I've try to fix the 5 hosts with the remote wrong remote config:

sudo cumin -b 1 "bast3002.wikimedia.org,cp4021.ulsfo.wmnet,db2082.codfw.wmnet,gerrit2001.wikimedia.org,naos.codfw.wmnet" "ipmi-config --category=core --key-pair="Lan_Channel:Volatile_Access_Mode=Always_Available" --key-pair="Lan_Channel:Non_Volatile_Access_Mode=Always_Available" --commit"

And indeed the diff is shown as empty after that and now they are a PASS:

cp4021.mgmt.ulsfo.wmnet: PASS
bast3002.mgmt.esams.wmnet: PASS
gerrit2001.mgmt.codfw.wmnet: PASS
db2082.mgmt.codfw.wmnet: PASS
naos.mgmt.codfw.wmnet: PASS

@faidon I'm wondering if those configs got reset somehow in the recent reboots...

So I did the following:

  • mw1302: had Volatile_Channel_Privilege_Limit and Non_Volatile_Channel_Privilege_Limit set to Operator instead of Administrator; fixed with bmc-config
  • stat1003: had wrong DNS, fixed that
  • a bunch of the rest had the issue that I described in T160392 (IPMI password had gotten out of sync with iDRAC password); fixed with sshpass -e ssh root@$hostname racadm config -g cfgUserAdmin -o cfgUserAdminPassword -i 2 $password

I'll update the list at the task's description.

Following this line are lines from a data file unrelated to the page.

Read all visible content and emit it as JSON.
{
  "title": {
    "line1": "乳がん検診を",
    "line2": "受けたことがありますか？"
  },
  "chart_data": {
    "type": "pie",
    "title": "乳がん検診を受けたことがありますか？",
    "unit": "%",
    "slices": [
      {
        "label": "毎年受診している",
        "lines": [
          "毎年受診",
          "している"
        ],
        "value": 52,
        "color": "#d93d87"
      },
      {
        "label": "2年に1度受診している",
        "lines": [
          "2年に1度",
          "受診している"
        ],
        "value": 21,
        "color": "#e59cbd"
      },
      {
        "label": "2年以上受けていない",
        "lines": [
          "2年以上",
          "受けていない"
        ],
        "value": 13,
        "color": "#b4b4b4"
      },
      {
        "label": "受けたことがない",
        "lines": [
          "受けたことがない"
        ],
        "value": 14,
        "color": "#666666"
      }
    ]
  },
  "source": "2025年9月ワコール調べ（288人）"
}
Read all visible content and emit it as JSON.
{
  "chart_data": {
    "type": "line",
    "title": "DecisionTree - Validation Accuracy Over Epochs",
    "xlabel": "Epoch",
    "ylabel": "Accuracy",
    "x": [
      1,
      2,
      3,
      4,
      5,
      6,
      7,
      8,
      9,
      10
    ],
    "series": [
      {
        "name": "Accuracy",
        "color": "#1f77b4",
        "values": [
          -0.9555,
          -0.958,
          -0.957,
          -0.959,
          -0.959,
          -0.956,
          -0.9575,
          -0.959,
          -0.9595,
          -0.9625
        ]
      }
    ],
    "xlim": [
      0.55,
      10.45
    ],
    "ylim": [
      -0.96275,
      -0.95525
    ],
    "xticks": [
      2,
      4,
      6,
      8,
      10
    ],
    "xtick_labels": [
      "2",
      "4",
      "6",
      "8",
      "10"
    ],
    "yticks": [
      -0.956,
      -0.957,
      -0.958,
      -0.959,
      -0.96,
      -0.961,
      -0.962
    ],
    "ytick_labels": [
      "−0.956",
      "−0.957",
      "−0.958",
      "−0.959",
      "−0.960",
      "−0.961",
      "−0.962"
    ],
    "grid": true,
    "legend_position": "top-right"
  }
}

And indeed the diff is shown as empty after that and now they are a PASS:

cp4021.mgmt.ulsfo.wmnet: PASS
bast3002.mgmt.esams.wmnet: PASS
gerrit2001.mgmt.codfw.wmnet: PASS
db2082.mgmt.codfw.wmnet: PASS
naos.mgmt.codfw.wmnet: PASS

@faidon I'm wondering if those configs got reset somehow in the recent reboots...

db2082 wasn't rebooted, though.

db1053.mgmt.eqiad.wmnet seems to work now, I can both ssh and get an chassis status from neodymium. Transient issue?

Chris fixed the cables for conf1003, kafka1018, kafka1020 and db1063. All fixed!

All listed here and most of the T169360's are fixed now. What isn't fixed is due to hardware troubles that is tracked separately (and it's just 5 now, instead of ~2% :). Resolving!